Among the vast contents of the human genome, geneticists are most interested in the tiny fraction—about 1.5 percent—that contains instructions for building proteins. Protein building is DNA's main function, and these complex molecules are essential for development, growth and reproduction across the entire body.

But we don't know what most of these protein-coding genes actually do. Only about 20 percent of human coding genes are well studied, leaving the function of the other 80 percent (about 16,000 genes, along with the proteins they make) largely a mystery. This is because of a long-standing bias in genetics research: scientists more often study genes and proteins already known to have important functions. These high-profile projects, such as studying genes with known implications for cancer, are the ones that seem “sexy” to funders, says University of Oxford cell biologist Matthew Freeman.

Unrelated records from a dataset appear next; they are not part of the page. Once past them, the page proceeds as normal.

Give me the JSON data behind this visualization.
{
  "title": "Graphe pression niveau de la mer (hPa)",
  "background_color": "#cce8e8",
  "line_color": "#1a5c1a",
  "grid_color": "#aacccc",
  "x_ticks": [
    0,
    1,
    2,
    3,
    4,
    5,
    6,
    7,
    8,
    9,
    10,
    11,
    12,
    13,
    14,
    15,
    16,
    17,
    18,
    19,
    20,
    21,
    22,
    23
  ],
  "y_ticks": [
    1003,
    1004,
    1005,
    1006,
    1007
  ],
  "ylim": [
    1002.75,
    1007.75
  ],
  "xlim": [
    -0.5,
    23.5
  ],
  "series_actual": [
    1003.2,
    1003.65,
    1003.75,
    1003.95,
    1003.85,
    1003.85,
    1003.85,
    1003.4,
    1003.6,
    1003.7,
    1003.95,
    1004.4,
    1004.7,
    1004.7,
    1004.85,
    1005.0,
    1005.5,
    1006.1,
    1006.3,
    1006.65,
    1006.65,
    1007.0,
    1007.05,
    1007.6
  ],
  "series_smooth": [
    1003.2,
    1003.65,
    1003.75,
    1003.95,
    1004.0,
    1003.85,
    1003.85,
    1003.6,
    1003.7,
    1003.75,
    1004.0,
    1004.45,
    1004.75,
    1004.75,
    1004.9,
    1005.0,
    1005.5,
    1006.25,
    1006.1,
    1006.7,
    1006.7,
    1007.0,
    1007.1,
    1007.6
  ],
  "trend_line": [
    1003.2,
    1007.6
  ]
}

Freeman and his colleagues have dubbed the well of untapped genetic potential the “unknome,” and they have been working for 10 years to create a database that compiles and catalogs these understudied genes. It ranks them by “knownness” and tracks which of the genes appear in various other species' DNA. Their research tool and accompanying paper in PLOS Biology were recently released online.

The ability to filter for genes found across various species sets this project apart from others with similar aims, says bioinformatician Avi Ma'ayan of the Icahn School of Medicine at Mount Sinai in New York City, who was not involved in the new work. “The concept of the unknome is not a new one,” Ma'ayan says, but with so much undiscovered, researchers might not know which genes to prioritize. That's why the interspecies comparison can be so helpful. When genes are conserved across many species, that's a good hint that they play “an essential role in the organism,” Ma'ayan says. The unknome database allows scientists to search, for example, for understudied genes that exist only in invertebrates, that are found in all living cells, or that are predicted to be found only in the cell membrane. As Freeman says, “it's very tunable.”

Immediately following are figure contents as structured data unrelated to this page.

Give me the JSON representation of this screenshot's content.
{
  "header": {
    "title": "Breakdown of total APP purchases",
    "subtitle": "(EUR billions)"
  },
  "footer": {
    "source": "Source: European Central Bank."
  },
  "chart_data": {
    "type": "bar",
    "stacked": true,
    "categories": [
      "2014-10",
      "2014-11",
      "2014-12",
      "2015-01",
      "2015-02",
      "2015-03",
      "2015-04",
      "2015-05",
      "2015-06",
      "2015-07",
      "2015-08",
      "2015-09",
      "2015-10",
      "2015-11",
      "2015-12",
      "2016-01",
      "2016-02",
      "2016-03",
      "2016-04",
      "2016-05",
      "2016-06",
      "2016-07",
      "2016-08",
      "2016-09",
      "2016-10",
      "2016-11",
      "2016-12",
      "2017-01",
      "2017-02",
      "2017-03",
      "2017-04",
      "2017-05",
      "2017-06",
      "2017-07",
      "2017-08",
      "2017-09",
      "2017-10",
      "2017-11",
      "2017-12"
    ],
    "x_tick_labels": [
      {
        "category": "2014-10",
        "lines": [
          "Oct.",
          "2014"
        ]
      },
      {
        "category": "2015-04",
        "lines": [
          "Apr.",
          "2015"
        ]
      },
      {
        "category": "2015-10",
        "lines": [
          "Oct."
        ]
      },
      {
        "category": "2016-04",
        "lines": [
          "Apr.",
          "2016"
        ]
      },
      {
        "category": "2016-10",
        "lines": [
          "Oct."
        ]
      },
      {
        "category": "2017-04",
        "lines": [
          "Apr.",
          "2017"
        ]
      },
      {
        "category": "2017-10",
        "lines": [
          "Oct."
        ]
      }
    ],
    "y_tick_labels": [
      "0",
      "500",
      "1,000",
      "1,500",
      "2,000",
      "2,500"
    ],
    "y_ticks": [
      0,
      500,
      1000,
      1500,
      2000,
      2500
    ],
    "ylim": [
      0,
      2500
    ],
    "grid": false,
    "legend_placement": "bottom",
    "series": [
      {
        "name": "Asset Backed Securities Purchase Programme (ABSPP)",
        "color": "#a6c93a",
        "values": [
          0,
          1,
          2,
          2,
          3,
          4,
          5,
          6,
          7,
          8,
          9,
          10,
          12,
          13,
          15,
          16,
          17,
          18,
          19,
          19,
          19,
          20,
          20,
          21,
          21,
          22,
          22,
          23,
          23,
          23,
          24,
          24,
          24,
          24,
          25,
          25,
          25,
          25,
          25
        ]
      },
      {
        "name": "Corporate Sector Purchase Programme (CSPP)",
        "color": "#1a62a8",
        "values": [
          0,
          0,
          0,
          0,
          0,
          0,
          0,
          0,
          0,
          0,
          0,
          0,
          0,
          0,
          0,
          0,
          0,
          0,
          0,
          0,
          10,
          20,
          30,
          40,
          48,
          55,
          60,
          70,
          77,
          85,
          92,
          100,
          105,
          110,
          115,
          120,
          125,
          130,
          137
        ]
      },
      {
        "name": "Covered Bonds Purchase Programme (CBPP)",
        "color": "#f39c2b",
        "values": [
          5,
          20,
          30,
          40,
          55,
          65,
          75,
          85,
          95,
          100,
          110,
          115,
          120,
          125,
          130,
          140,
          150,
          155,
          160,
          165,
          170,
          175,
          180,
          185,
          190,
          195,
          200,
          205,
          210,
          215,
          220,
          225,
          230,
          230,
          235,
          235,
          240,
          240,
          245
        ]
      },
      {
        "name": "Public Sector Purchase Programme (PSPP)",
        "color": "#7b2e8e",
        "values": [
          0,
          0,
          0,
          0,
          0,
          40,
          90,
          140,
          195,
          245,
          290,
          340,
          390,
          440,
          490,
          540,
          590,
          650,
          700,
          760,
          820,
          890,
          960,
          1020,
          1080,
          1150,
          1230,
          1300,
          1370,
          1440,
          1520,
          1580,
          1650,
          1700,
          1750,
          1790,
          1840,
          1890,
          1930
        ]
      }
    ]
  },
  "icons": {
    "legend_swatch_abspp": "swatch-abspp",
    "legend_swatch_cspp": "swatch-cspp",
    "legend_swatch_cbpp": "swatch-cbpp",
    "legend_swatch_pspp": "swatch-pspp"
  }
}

To test the unknome database's utility, Freeman and his team isolated 260 unknown fruit fly genes that are also present in humans. Knocking out many of those genes in the flies either made the insects unviable or gave them various defects. The results show that “within these ‘unknown’ genes and proteins, there are some that are critical for our development and could potentially have important clinical implications,” says Eduard Porta Pardo, a computational biologist at the Barcelona Supercomputing Center, who was not involved in the work. With such resources and technological advances, the researchers hope the unknome will be one knowledge base that only shrinks with time.*

*Editor’s Note (10/17/23): This paragraph was edited after posting to include Eduard Porta Pardo’s comments.